Ci volevano 13 anni per far estinguere i reati di cui erano accusati i principali imputati del saccheggio del Palazzo di Giustizia di Torre Annunziata: 20 milioni di euro depredati, secondo l’accusa, attraverso un gioco di falsi mandati di pagamento di rimborsi e consulenze di giustizia, orchestrato da un cancelliere con la responsabilità del procuratore capo.
Ci volevano 13 anni eppure è successo: il colpo di spugna della prescrizione ha cancellato in appello le condanne a sei e cinque anni in primo grado dell’ex capo della Procura di Torre Annunziata Alfredo Ormanni e dell’ex supercancelliere Domenico Vernola. Entrambi erano alla sbarra a Roma – competente quando è implicato un magistrato del napoletano – in un processo con 21 imputati per reati che spaziavano dall’associazione a delinquere al peculato, falso e riciclaggio. La Corte d’Appello ha sentenziato 11 prescrizioni, 8 condanne per riciclaggio e 2 assoluzioni nel merito. Colpa dei tempi biblici di un processo di primo grado durante il quale il collegio giudicante è cambiato dieci volte. Spiega un avvocato: “Anche le accuse di riciclaggio aggravato dovrebbero prescriversi tra un mese, non faranno nemmeno in tempo a depositare le motivazioni: i giudici si sono presi 90 giorni di tempo per redigerle”. Basterà presentare un ricorso in Cassazione, e la prescrizione scatterà anche per molti dei condannati in appello.
E così tanti saluti alle responsabilità penali di uno dei più colossali scandali della provincia napoletana del decennio scorso. Esplose violentissimo nel 2004, al termine di una ispezione ministeriale, che contestò a Vernola un giro fraudolento di rimborsi per spese di giustizia. Il cancelliere fu sospeso e allontanato, si aprì una indagine che coinvolse il procuratore Ormanni, firmatario di centinaia di mandati di pagamenti ritenuti fasulli, e i parenti di Vernola, sospettati di essersi fatti girare i soldi raccolti dal cancelliere tramite finti ‘mandati a se stesso’ per trasformarli in auto, case e beni di lusso.

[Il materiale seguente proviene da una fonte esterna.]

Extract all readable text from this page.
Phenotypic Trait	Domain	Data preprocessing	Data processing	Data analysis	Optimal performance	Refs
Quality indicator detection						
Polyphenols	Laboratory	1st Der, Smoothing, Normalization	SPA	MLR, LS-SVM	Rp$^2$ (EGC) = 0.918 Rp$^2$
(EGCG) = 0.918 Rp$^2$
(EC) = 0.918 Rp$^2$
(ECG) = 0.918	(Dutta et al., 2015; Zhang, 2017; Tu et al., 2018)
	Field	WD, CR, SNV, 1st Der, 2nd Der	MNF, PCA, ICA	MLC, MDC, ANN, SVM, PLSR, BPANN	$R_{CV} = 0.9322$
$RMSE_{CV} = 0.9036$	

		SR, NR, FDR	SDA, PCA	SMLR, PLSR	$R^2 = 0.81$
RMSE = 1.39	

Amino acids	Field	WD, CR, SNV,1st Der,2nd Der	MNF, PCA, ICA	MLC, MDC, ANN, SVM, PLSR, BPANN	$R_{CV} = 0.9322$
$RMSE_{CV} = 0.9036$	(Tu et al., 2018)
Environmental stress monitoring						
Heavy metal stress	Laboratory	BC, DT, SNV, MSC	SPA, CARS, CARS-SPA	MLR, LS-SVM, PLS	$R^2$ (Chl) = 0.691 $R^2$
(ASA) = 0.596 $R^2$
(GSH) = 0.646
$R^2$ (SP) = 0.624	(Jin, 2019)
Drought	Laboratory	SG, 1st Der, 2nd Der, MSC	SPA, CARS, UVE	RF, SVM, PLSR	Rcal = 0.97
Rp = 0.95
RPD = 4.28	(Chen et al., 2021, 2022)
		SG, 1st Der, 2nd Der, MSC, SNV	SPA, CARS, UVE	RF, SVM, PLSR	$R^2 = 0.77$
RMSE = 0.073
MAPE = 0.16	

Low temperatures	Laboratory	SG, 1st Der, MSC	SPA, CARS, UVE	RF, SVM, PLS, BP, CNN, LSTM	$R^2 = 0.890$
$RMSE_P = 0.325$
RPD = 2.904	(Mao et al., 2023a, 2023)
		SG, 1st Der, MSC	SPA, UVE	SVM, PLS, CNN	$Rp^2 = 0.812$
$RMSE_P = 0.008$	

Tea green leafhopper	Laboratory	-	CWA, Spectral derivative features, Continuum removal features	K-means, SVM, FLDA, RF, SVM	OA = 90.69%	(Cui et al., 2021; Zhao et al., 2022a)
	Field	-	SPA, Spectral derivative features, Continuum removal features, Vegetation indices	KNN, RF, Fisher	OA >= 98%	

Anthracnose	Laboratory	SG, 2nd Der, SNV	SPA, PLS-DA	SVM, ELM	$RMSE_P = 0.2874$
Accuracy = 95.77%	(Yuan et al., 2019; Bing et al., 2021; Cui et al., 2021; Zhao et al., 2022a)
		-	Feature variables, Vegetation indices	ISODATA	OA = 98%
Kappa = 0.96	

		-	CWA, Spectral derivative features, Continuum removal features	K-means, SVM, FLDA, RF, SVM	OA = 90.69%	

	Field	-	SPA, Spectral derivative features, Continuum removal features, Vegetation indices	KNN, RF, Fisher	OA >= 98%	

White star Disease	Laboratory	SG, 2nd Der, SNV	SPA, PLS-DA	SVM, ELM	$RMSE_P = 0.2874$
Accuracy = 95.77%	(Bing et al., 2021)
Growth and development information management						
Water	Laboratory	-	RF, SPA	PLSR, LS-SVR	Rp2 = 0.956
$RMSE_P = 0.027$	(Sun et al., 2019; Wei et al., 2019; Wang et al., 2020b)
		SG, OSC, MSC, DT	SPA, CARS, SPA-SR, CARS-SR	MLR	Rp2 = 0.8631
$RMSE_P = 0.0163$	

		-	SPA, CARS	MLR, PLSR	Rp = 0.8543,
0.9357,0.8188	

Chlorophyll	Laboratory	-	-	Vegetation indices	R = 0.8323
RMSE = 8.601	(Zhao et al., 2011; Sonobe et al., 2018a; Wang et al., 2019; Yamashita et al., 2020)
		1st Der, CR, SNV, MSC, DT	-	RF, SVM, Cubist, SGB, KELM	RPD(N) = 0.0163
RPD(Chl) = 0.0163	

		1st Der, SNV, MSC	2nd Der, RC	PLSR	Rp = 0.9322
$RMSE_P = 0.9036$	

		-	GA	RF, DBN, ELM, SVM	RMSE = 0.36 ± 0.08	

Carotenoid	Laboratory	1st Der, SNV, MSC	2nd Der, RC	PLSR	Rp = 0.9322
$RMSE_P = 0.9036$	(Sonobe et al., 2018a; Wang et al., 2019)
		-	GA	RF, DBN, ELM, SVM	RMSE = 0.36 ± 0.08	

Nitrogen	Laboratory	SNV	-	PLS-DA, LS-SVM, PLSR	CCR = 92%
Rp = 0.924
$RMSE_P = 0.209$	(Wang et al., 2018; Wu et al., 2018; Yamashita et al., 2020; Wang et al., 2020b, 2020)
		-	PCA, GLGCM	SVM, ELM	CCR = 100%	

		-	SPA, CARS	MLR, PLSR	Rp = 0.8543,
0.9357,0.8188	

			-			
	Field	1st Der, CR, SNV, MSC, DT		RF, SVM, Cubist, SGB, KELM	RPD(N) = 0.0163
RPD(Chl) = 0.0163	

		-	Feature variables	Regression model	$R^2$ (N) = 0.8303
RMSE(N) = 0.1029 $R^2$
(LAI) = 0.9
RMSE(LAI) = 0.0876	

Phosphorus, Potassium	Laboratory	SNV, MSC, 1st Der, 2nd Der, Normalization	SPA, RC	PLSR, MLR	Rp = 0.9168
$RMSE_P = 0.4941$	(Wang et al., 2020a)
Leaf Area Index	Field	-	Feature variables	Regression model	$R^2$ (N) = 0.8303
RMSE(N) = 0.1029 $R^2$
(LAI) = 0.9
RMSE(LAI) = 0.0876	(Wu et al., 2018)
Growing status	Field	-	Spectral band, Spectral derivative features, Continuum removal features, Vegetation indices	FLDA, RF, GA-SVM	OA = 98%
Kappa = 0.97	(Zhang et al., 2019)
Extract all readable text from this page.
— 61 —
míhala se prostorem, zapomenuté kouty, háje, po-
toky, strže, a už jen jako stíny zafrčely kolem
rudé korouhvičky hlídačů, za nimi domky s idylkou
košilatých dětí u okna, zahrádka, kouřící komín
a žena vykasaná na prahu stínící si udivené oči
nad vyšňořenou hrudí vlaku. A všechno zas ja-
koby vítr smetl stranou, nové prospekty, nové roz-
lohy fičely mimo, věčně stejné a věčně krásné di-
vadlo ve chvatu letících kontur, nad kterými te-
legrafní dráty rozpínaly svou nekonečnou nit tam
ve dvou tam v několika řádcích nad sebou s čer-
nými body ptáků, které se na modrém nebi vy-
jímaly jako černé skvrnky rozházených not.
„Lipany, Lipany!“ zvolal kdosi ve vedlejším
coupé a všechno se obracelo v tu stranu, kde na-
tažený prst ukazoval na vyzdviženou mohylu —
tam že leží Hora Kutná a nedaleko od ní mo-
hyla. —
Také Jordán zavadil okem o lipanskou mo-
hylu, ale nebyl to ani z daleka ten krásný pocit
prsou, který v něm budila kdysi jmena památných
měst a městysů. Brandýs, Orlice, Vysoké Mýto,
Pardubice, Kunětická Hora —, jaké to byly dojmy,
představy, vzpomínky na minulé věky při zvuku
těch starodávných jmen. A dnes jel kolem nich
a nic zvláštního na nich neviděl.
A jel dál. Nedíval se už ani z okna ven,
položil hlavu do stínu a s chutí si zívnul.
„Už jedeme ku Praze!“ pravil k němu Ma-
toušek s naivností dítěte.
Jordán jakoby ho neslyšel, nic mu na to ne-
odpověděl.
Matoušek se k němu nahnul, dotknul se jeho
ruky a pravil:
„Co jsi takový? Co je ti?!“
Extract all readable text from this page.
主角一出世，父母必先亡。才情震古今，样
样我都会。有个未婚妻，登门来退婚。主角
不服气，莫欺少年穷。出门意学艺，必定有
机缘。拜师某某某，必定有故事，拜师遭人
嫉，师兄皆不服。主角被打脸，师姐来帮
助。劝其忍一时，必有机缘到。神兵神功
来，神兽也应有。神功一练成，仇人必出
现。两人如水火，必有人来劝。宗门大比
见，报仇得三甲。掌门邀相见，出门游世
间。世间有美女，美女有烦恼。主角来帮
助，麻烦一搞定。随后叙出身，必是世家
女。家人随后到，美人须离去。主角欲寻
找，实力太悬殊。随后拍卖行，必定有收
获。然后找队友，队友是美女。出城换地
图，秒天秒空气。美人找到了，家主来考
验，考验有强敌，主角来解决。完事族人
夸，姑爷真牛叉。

Nel mirino le spese di giustizia di alcune importanti indagini di Torre Annunziata: così finiscono sotto inchiesta a Roma anche alcuni esponenti delle forze di polizia giudiziaria che materialmente le condussero, presentando note spese ritenute anch’esse finte o gonfiate. Il Gup decreta il rinvio a giudizio il 25 maggio 2006. Ma il processo parte al rallentatore perché il collegio giudicante cambia in continuazione. Ed ogni volta si riparte da capo. Udienze celebrate solo per fissare rinvii. Senza istruttorie. Senza testimonianze. Un processo fermo. Partito in pratica solo nel 2012, quando finalmente il collegio si ‘stabilizza’. Quindi due anni di udienze per la sentenza di primo grado. E due per la fissazione dell’appello. Tempi ‘normali’, sui quali però ha pesato il lungo stop iniziale.
Allora si stagliano come due ‘eroi’ gli unici imputati che hanno rinunciato alla prescrizione per ottenere un’assoluzione piena. Si chiamano Emilia Salomone e Sergio Profeta, rispettivamente cancelliere a Torre Annunziata ed ispettore di polizia del commissariato di Sorrento. Assistiti dagli avvocati Francesco Matrone e Giuseppe Ferraro, il cancelliere e il poliziotto erano stati condannati in primo grado e licenziati in tronco. Ora avranno diritto al reintegro e alle spettanze perse. Gli anni smarriti nel lungo tunnel della giustizia, quelli no: sono persi per sempre.